Satya menyampaikan materi tentang Menakar Konstitusionalitas Perppu Cipta Kerja dari Perspektif Hukum Tata Negara Darurat. Ia merujuk pada teori State of Exception dari Carl Smith, Constitutional Dictatorship dari Clinton Rossiter, The Executive Unbound dari Eric Posner dan Adrian Vermule, serta Structure of Emergency Powers dari John Ferejohn dan Pasquale Pasquino, dengan Parameter Putusan Mahkamah Konstitusi Nomor 138/PUU-VII/2009. “Berdasarkan teori Hukum Tata Negara Darurat dan Hukum Positif yang mengatur mengenai kedaruratan di Indonesia, dapat disimpulkan bahwa Perppu Nomor 2 Tahun 2022 adalah konstitusional. Dengan demikian, tidak ada kudeta konstitusional dalam pemberlakuan Perppu Cipta Kerja,” tutur Satya.
Sementara itu, Aidul memulai pembahasannya dari kronologis yang berkaitan dengan Perppu dalam UUD NRI 1945, Putusan Mahkamah Konstitusi Nomor 138/PUU-VII/2009, Perppu sebagai instrumen demokrasi, hingga pertimbangan hukum Putusan Mahkamah Konstitusi Nomor 91/PUU-XVIII/2020. “Bahwa Perppu merupakan penyelamat dari Putusan Mahkamah Konstitusi, yang di mana secara kemanfaatan sangat bermanfaat karena sebelumnya dipengaruhi oleh adanya penurunan legislatif/DPR, sehingga atas dasar Pasal 22 UUD NRI 1945, keluarlah Perppu tersebut,” ucap Aidul.
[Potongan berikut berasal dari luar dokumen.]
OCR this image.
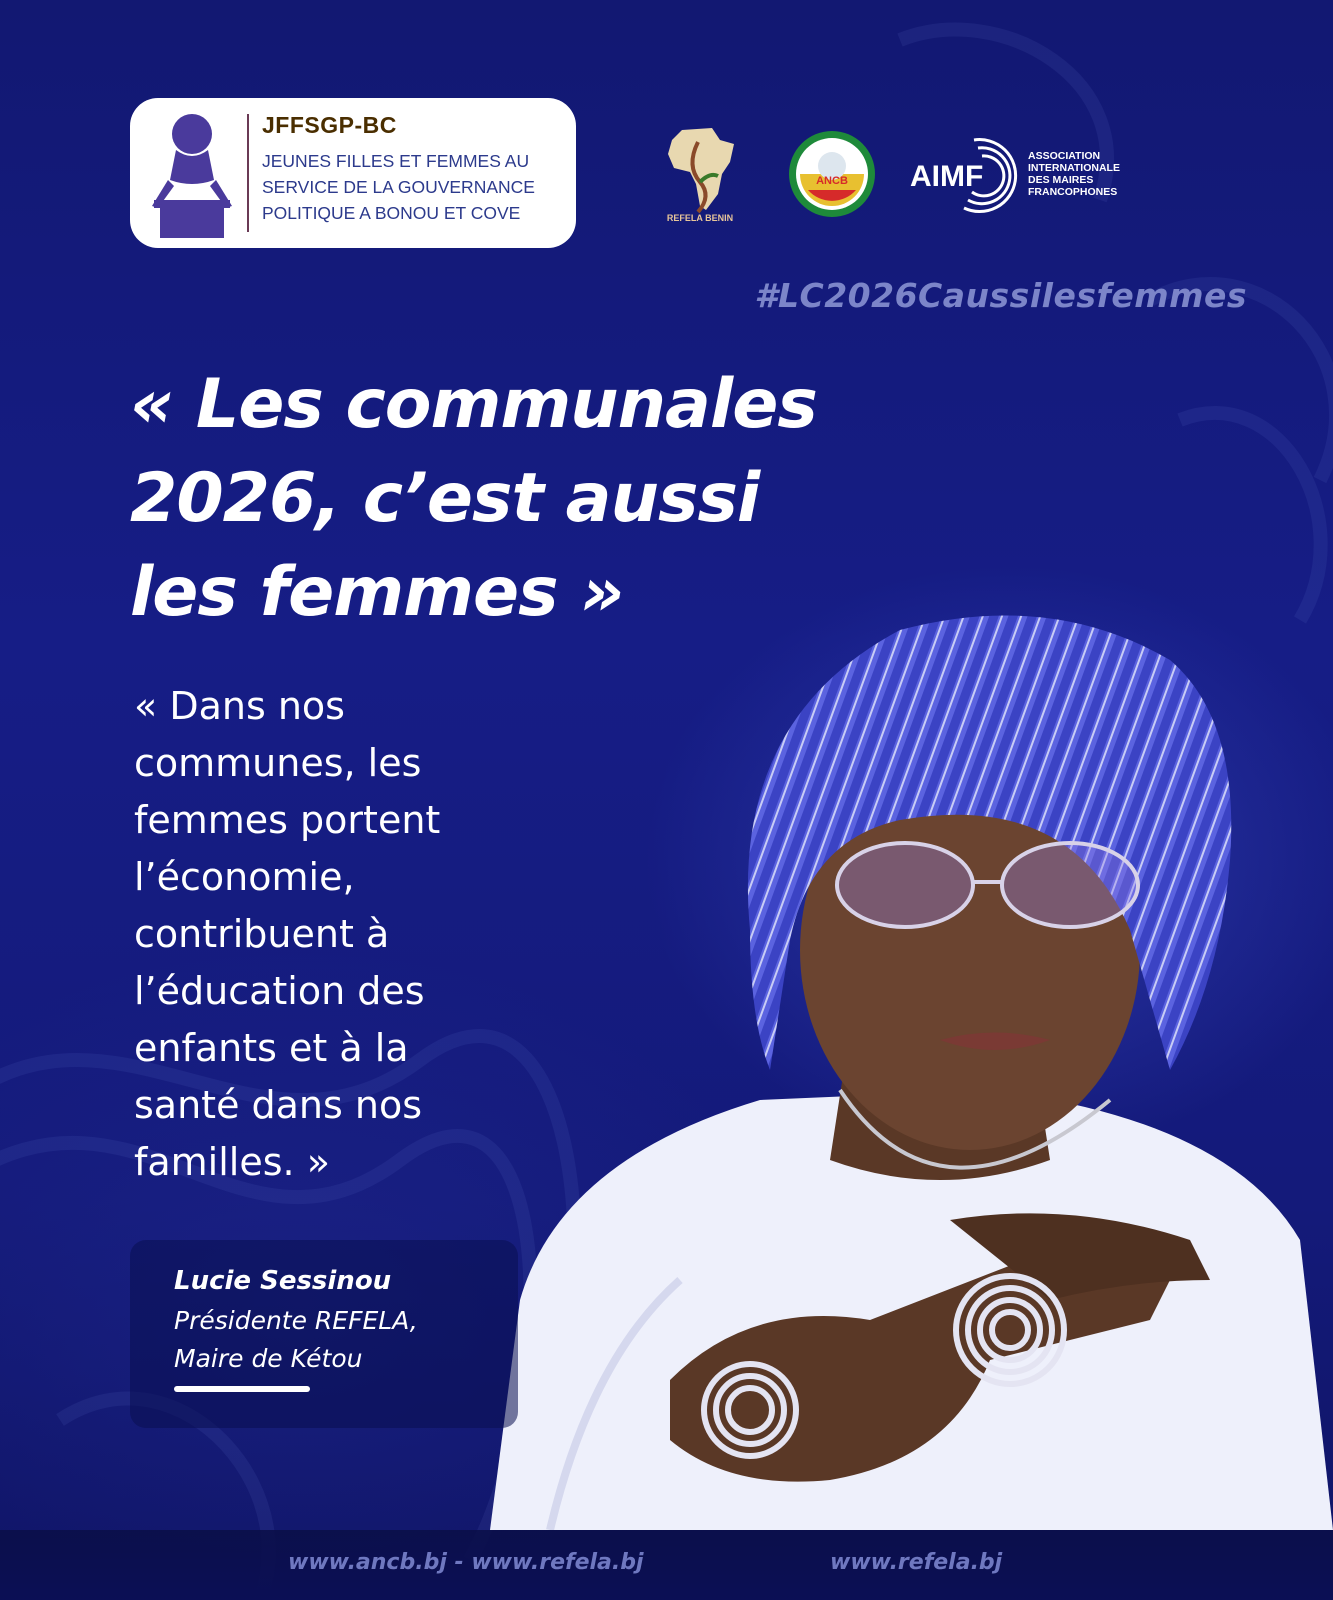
JFFSGP-BC
JEUNES FILLES ET FEMMES AU
SERVICE DE LA GOUVERNANCE
POLITIQUE A BONOU ET COVE	REFELA BENIN
ANCB AIMF
ASSOCIATION
INTERNATIONALE
DES MAIRES
FRANCOPHONES
#LC2026Caussilesfemmes
« Les communales
2026, c’est aussi
les femmes »
« Dans nos
communes, les
femmes portent
l’économie,
contribuent à
l’éducation des
enfants et à la
santé dans nos
familles. »
Lucie Sessinou
Présidente REFELA,
Maire de Kétou
www.ancb.bj - www.refela.bj	www.refela.bj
Diskusi Media yang dimoderatori oleh Dosen FH Universitas Borobudur Dr. Tina Amelia, SH., MH. digelar dalam rangka merespon apa yang terjadi terhadap polemik diterbitkannya Perppu Cipta Kerja. Redi menambahkan bahwa ini menjadi hal yang wajib dibahas, karena menuai pro dan kontra untuk memastikan bahwa apa yang dilakukan pemerintah dalam hal ini Presiden sesuai dengan teori, dogmatika, dan pengaturan hukum. Kegiatan ini dapat ditonton kembali siaran ulangnya di youtube IKAFH UNDIP official. (QF/KSU)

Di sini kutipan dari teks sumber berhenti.